Das kleine Dorf Symondsbury liegt ein paar Kilometer von der südenglischen Küste entfernt nahe Bridport in der Grafschaft Dorset. Ringsherum schlägt die Landschaft saftig-grüne, von Hecken gestreifte Wellen. An einem Herbsttag vor 60 Jahren kam meine Mutter mit klopfendem Herzen und einem Köfferchen hier an, um als Au-Pair in Symondsbury Manor für die Familie von Lord und Lady Colfox zu arbeiten. Sir Philip Colfox hatte Symondsbury Manor (in dem im 19. Jahrhundert unter anderem der Schriftsteller Thomas Hardy verkehrte) 1922 gekauft; sein Sohn John und dessen Familie stellten meine Mutter ein. Das war Anfang der 50er Jahre, und gerade im Süden Englands, wo deutsche Bomberpiloten viel zerstört hatten, muss die Erinnerung an Nazi-Deutschland noch gegenwärtig gewesen sein.

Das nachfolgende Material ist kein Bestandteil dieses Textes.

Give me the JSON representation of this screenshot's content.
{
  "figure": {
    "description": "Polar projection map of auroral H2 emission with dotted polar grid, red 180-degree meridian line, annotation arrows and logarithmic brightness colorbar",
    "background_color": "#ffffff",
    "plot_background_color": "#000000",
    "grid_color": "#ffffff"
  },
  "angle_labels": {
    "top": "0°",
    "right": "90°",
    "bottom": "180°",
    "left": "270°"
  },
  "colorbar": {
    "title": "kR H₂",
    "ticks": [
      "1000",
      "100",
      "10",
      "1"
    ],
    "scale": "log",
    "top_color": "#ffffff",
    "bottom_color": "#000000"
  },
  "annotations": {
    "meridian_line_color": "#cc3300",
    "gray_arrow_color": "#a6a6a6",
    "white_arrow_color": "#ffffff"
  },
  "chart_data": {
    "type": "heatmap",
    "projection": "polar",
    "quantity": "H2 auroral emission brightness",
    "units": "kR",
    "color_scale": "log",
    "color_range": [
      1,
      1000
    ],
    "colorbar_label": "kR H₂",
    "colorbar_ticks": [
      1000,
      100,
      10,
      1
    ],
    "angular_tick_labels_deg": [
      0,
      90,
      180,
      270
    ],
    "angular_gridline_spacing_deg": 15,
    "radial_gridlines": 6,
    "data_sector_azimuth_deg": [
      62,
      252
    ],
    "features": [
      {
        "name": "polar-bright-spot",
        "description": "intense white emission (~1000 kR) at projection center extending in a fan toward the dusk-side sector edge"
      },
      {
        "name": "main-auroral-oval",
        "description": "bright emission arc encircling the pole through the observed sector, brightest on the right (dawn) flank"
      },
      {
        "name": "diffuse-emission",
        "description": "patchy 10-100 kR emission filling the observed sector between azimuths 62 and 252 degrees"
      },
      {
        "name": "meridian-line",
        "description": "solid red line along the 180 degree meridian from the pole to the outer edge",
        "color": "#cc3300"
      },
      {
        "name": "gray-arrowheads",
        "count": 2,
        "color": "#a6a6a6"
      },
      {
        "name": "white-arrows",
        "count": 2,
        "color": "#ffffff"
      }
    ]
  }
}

Wenn meine Mutter von ihrer Zeit hier erzählte, hatte ich immer Bilder aus der TV-Serie “Das Haus am Eaton Place” vor Augen. Wie das Personal dort hatte sie Schürze und Haube zu tragen und am Morgen den Tee im Schlafraum der Herrschaften zu servieren. Sie hielt es dort nicht lange aus: Noch vor dem Winter packte sie ihre Sachen und machte sich auf den Weg nach London, wo sie ein knappes Jahr bei einer netten Familie lebte und arbeitete.

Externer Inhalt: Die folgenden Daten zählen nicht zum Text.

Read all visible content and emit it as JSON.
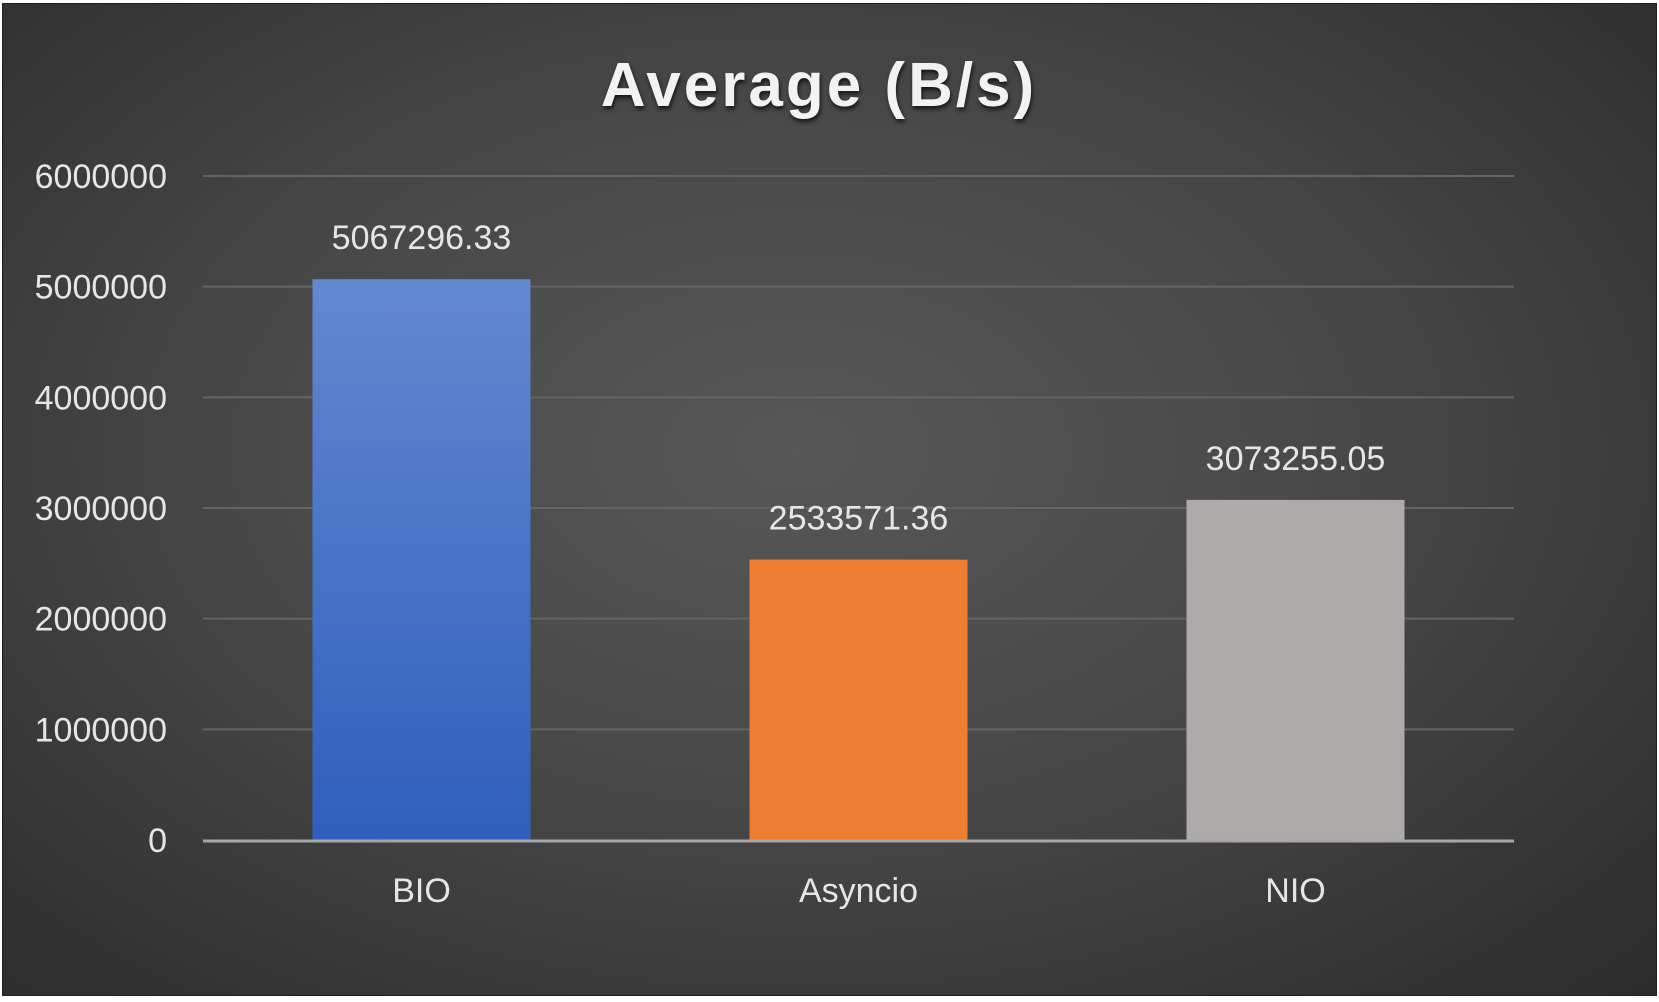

Vor 17 Jahren besuchte sie Symondsbury Manor ein zweites Mal, und ich durfte sie begleiten. Wir gingen die versteckte Auffahrt neben der Kirche hinauf. Beim Anblick des großen Anwesens blieb mir die Spucke weg. Sie zeigte mir das Dachfenster, hinter dem sich damals ihr Zimmer befand, und kam mit einem Mann ins Gespräch, der uns schließlich anbot, kurz hereinzukommen.
Jetzt bin ich noch einmal nach Symondsbury zurückgekehrt. Die Auffahrt ist noch versteckter als damals – ich habe sie fast übersehen. Die Bäume rings um das Haus sind viel höher, und der wilde Wein, der damals nur bis zum ersten Stock reichte, wuchert nun die Fassade hinauf bis zum Dach. Man kann Symondsbury Manor heute mieten – als Ferienhaus für 23 Personen. Wenn ich noch einmal hierher komme, dann bringe ich 22 Freundinnen und Freunden mit. :)

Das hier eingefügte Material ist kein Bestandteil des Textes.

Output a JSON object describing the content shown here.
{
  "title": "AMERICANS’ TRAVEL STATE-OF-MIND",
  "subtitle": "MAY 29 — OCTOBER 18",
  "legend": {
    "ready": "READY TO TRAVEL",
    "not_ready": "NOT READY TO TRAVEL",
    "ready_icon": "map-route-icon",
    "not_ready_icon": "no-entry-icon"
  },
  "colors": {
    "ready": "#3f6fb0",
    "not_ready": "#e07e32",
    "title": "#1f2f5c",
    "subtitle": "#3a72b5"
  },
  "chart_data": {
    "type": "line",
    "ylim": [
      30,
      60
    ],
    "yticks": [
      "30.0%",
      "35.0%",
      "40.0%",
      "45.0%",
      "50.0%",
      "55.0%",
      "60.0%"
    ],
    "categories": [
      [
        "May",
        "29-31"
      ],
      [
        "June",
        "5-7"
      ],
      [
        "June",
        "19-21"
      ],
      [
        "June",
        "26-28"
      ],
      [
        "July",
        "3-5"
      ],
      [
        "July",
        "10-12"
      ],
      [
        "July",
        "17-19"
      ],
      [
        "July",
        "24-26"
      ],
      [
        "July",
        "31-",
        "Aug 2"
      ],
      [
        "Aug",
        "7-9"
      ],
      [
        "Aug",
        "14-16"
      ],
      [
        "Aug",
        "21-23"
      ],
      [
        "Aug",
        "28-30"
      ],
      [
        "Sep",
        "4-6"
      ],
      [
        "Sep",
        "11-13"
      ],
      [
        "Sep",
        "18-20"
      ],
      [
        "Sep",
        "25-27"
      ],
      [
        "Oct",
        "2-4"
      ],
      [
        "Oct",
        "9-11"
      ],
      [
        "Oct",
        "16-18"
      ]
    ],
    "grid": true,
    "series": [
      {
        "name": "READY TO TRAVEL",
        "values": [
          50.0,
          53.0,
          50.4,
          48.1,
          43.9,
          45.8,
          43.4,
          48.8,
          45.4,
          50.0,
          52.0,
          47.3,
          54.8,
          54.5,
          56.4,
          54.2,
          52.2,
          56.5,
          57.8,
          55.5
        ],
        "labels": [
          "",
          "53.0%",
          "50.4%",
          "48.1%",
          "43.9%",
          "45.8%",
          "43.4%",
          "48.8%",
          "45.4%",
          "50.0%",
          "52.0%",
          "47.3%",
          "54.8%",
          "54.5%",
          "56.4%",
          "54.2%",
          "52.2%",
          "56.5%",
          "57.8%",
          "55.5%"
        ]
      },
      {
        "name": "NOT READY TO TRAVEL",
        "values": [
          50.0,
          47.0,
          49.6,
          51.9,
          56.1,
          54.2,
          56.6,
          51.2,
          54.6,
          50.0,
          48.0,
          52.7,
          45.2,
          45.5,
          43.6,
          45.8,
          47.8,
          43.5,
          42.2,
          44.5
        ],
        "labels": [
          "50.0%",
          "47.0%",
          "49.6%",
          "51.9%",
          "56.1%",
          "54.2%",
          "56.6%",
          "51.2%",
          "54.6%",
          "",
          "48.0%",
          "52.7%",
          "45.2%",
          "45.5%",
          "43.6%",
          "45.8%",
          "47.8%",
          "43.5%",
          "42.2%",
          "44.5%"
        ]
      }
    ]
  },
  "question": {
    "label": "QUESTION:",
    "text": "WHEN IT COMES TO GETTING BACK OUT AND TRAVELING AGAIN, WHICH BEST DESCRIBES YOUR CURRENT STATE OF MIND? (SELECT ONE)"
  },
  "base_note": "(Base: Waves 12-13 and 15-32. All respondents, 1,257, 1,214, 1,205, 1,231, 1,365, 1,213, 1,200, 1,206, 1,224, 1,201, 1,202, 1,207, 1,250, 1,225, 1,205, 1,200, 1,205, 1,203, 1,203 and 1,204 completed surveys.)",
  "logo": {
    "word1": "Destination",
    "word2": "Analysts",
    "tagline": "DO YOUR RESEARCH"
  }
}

PS: Als ich in Symondsbury aus dem Auto steige, singt plötzlich jemand aus meiner Hosentasche. Mit einer Bewegung muss ich die Musik-App des Handys aktiviert haben – was zuvor noch nie passiert ist. Die Song-Reihenfolge war auf “zufällig” gestellt. Und so singt tatsächlich Herbert Grönemeyer genau in dem Moment “Deine Zeit”, ein Lied für seine Mutter, als ich an einer Station im Leben meiner Mutter ankomme. Ein Zufall, klar. Aber ein verdammt schöner.